2.2.3. Précautions d’enregistrement et généralisation des résultats

Depuis la généralisation de système électronique à filtrage numérique, les bruits électroniques (50/60Hz et autres) ne sont plus un problème. Les parasites lors du traitement du signal ayant disparu, il ne reste que les sources de bruit liées à la mesure (participant ou capteur). Concernant le participant, la principale source de bruit concerne les mouvements du

corps. Concernant le capteur, il faut veiller à la concentration électrolytique de la solution conductrice, au contact peau/capteur, aux pressions mécaniques sur le capteur et éviter les champs magnétiques.

Concernant la généralisation des résultats, il faut veiller à contrôler l’âge des participants, la température de la pièce, le moment du cycle circadien du participant (Hot, Naveteur, Leconte, & Sequeira, 1999) ainsi que la prise d’un produit (médicament ou toxique) capable d’avoir un effet sur le SNV (sympathomimétiques, parasympathomimétique ou bloqueurs des récepteurs nicotiniques des muscles squelettiques ; Boucsein, 2012).

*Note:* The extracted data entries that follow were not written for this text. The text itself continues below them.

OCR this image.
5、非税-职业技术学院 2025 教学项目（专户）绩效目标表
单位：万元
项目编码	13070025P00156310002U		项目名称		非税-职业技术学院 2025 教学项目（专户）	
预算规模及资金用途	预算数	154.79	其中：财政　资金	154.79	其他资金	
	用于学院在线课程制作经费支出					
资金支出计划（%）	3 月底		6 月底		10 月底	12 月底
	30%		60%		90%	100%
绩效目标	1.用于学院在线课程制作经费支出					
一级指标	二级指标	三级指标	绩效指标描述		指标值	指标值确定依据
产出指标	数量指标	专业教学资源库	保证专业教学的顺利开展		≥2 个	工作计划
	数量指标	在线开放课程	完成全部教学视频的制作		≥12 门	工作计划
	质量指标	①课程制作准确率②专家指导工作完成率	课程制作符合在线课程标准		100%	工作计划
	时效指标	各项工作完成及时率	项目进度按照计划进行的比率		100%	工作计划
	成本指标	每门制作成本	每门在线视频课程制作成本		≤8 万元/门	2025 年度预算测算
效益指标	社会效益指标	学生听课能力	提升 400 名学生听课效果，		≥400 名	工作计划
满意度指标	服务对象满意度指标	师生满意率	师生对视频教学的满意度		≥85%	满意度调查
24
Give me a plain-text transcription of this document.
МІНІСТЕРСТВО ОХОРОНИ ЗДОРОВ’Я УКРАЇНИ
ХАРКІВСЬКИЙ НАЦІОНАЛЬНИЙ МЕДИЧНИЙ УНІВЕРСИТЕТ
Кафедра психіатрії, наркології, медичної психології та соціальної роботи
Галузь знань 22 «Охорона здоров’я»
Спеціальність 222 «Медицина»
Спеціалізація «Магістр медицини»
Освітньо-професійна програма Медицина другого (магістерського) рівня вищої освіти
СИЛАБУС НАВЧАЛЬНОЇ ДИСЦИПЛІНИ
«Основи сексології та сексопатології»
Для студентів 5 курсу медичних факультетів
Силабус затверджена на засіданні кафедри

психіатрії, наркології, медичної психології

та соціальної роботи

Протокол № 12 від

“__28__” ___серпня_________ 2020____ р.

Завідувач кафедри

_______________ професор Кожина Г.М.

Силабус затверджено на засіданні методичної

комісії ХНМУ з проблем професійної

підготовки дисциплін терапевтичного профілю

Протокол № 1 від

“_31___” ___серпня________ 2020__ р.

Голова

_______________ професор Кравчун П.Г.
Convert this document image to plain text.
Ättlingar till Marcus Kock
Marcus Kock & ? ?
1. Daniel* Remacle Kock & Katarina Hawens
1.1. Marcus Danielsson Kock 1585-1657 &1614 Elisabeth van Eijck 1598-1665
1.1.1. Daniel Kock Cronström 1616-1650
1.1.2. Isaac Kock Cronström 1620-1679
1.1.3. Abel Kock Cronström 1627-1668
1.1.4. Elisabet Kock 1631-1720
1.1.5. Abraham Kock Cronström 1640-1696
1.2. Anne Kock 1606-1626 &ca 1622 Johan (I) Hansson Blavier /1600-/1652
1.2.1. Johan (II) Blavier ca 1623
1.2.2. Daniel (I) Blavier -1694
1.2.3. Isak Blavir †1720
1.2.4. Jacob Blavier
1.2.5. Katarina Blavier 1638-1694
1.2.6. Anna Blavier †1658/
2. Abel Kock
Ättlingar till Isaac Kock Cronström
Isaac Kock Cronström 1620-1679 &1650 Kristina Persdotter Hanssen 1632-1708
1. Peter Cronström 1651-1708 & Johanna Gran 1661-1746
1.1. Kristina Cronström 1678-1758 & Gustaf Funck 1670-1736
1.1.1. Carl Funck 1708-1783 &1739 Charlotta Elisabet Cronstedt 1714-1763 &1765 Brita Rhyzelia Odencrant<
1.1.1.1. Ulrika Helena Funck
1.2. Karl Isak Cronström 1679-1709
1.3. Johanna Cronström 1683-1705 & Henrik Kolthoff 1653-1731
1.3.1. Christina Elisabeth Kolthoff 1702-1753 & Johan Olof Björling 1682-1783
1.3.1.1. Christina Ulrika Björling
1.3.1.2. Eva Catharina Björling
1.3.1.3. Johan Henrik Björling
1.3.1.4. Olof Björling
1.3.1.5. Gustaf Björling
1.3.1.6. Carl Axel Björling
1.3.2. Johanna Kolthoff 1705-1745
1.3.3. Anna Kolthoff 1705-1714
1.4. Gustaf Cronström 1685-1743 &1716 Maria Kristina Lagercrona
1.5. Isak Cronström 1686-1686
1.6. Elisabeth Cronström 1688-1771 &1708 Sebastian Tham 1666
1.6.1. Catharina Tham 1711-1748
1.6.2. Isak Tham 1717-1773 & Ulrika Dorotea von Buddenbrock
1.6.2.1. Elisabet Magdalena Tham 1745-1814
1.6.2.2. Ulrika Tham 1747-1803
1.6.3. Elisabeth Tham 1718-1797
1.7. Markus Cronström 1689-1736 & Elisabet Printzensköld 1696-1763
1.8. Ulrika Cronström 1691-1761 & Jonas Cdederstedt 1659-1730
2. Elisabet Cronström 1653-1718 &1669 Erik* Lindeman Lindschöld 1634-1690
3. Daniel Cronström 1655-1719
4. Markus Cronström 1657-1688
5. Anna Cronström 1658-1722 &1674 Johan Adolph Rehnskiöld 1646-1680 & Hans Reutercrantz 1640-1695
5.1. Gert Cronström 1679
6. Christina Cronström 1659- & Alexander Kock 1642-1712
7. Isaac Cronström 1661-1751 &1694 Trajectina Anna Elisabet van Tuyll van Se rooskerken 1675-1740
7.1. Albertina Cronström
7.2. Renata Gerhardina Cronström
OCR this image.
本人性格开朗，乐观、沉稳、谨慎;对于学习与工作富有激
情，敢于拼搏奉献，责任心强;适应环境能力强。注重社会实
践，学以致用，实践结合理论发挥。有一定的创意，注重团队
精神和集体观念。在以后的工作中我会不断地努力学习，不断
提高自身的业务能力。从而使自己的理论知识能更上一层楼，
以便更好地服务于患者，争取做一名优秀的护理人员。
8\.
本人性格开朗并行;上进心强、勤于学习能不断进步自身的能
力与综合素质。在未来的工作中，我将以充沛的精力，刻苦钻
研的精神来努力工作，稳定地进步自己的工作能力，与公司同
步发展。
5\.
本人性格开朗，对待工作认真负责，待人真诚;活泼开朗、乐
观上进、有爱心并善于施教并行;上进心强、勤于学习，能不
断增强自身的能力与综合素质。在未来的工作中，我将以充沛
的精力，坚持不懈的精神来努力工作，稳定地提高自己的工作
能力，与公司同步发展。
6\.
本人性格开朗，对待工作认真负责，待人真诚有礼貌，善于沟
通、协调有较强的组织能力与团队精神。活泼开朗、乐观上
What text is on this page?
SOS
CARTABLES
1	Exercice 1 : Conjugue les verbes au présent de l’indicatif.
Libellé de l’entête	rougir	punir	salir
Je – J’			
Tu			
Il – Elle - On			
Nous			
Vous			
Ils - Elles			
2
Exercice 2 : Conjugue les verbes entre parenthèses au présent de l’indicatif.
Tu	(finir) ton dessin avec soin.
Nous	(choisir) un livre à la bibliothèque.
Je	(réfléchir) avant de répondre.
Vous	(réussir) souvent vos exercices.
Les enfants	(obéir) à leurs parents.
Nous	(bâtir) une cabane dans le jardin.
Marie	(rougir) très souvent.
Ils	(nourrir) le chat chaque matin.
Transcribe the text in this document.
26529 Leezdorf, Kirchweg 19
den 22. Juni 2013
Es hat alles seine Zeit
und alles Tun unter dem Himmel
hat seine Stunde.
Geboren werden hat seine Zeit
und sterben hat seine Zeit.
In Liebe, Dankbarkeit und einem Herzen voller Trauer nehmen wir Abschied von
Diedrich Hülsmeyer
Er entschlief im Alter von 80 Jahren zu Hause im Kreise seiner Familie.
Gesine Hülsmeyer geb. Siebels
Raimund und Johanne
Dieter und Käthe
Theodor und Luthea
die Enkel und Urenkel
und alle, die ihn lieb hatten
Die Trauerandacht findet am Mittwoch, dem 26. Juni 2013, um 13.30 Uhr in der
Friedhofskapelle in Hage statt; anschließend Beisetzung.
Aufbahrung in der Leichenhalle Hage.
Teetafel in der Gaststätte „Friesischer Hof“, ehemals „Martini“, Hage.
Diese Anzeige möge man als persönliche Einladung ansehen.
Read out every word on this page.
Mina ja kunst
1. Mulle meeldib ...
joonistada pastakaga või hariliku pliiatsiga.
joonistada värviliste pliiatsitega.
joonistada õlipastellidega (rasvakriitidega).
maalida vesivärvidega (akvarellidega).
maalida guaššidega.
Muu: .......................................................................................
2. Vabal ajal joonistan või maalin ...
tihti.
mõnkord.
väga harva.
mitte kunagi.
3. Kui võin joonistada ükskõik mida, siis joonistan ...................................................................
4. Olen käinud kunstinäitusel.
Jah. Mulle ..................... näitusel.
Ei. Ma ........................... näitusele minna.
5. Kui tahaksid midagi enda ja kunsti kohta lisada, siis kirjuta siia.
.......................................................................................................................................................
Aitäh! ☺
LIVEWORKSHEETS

2.2.4. Mesure et quantification du signal

Il existe deux grandes méthodes d’enregistrement de l’AED : en potentiel (ou différence de potentiel ou encore endosomatique) ou en conductance (parfois appelée résistance ou exosomatique) avec l’application soit d’un courant continu soit alternatif. Toutes les méthodes existantes sont présentées en Annexe 7. Nous nous centrerons sur la plus utilisée aujourd’hui, la méthode exosomatique en régime continu. Elle requiert deux électrodes placées sur les phalanges médianes de l’index et du majeur de la main non dominante (Boucsein, 2012). Ces électrodes sont reliées à un amplificateur de signaux physiologiques qui renvoie les valeurs en micro-siemens (µS) ou kilo-ohm (kΩ), la conductance étant l’inverse de la résistance. Classiquement on traite le signal obtenu en séparant les différentes informations qui le caractérisent : le niveau tonique (Skin Conductance Level, SCL) et la réponse phasique (Skin

Conductance Response, SCR).

La réponse phasique est une réaction de la résistance cutanée à un stimulus précis. Ce stimulus peut être contrôlé ou non par l'expérimentateur et dans ce dernier cas, on parle de réponse non spécifique (NS.SCR). Pour qu’elle soit spécifique, une réponse phasique doit voir sa latence comprise entre 1 et 4 s et son amplitude supérieure à 0,01 µS. En effet, on quantifie une SCR de deux façons, par son amplitude (différence entre la valeur de départ et le maximum) et sa durée (temps écoulé entre la 1ère inflexion de la résistance et son retour à un niveau de base non perturbé). De manière générale, l’amplitude et la durée de perturbation ohmique croissent avec l’impact ressenti du stimulus par le sujet (Boucsein, 2012). Concernant le niveau tonique, il représente le niveau basal de la résistance. Sa variation est beaucoup plus lente que la réponse phasique. Son intensité est directement liée au niveau de vigilance du participant (Christie & Venables, 1971) et inversement proportionnelle à la charge mentale (Wegner, Broome, & Blumberg, 1997).